KSA Designates Brotherhood, ISIL, Al-Nusra as Terrorist

Local Editor
Saudi Arabia on Friday listed the Muslim Brotherhood and two Syrian extremist groups as terrorist organizations, and ordered citizens fighting abroad to return within 15 days or face imprisonment.
The move represents a major escalation against the Muslim Brotherhood of deposed Egyptian president Mohamed Mursi and indicates rising concern in Riyadh over the possible return of battle-hardened Saudi extremists from Syria.
In addition to the Muslim Brotherhood, Saudi listed al-Nusra Front, which is Al-Qaeda's official Syrian affiliate, and the so-called Islamic State of Iraq and the Levant [ISIL] as terrorist organizations.
The interior ministry decree, which was released by state media, also listed as terrorist groups the Huthi rebels fighting in northern Yemen and "Hizbullah inside the kingdom".

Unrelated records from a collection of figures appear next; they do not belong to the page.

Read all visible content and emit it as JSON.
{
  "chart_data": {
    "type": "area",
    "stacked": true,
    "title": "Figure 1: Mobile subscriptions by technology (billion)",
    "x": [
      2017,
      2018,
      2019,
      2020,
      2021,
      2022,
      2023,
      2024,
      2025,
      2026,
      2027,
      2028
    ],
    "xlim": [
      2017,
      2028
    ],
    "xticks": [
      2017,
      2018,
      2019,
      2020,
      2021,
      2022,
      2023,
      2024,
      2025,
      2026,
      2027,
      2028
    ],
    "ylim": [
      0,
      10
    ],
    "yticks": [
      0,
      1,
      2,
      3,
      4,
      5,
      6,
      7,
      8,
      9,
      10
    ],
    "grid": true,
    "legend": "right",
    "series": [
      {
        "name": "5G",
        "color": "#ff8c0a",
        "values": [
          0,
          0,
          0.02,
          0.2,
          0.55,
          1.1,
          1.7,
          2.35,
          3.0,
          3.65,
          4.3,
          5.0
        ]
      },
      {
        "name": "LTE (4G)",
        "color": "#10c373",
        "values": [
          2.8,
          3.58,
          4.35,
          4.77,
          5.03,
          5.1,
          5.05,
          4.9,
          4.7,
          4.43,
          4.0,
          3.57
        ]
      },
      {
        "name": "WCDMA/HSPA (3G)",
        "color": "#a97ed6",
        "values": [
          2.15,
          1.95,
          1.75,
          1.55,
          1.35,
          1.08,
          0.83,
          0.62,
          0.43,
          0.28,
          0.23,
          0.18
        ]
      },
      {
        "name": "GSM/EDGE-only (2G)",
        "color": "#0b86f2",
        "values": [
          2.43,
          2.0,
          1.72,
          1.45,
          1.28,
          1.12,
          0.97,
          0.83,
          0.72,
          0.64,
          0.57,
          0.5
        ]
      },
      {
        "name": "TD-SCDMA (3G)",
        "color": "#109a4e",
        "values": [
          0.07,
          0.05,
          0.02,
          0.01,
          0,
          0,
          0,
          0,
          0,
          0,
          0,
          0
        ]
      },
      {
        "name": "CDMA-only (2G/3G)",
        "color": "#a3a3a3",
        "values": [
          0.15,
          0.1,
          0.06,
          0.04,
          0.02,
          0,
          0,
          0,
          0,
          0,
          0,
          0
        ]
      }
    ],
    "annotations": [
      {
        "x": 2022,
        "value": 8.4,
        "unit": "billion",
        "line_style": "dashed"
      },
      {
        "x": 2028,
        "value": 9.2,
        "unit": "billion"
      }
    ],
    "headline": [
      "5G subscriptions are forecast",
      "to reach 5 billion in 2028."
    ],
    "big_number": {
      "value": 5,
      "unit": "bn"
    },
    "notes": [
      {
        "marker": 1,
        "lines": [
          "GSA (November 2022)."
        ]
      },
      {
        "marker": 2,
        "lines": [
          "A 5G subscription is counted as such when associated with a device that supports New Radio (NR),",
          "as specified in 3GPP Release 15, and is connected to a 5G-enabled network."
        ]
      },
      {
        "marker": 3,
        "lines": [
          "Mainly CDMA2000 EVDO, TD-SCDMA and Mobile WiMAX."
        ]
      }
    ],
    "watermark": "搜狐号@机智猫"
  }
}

The order penalizes involvement in any of the groups' activities at home or abroad - including demonstrations - and outlaws the use of "slogans of these organizations", including in social media.
It also forbids "participation in, calling for, or incitement to fighting in conflict zones in other countries".
King Abdullah last month decreed jail terms of up to 20 years for belonging to "terrorist groups" and fighting abroad.
Similar sentences will be passed on those belonging to "extremist religious and ideological groups, or those classified as terrorist organizations, domestically, regionally and internationally," state news agency SPA said at the time.
Supporting such groups, adopting their ideology or promoting them "through speech or writing" would also incur prison terms, the decree added.
Saudi and other conservative Gulf monarchies have long been hostile towards the Muslim Brotherhood, fearing that its brand of grass-roots activism and political Islam could undermine their authority.
The decision to brand the Brotherhood a terrorist group came a day after Saudi, Bahrain and the United Arab Emirates recalled their ambassadors from Qatar, which had been a staunch supporter of Mursi and backs Brotherhood-linked groups across the region.
It was an unprecedented escalation of tensions within the Gulf Cooperation Council - which also includes Kuwait and Oman - and was widely seen as signaling Gulf fury at Qatari support for Islamist groups following the 2011 Arab Spring uprisings.
It was also seen as a revival of the on-again, off-again rivalry between Riyadh and Doha, oil- and gas-rich monarchies that have long vied for regional influence.
Saudi hailed the overthrow of Mursi and pledged billions of dollars to Egypt's military-in.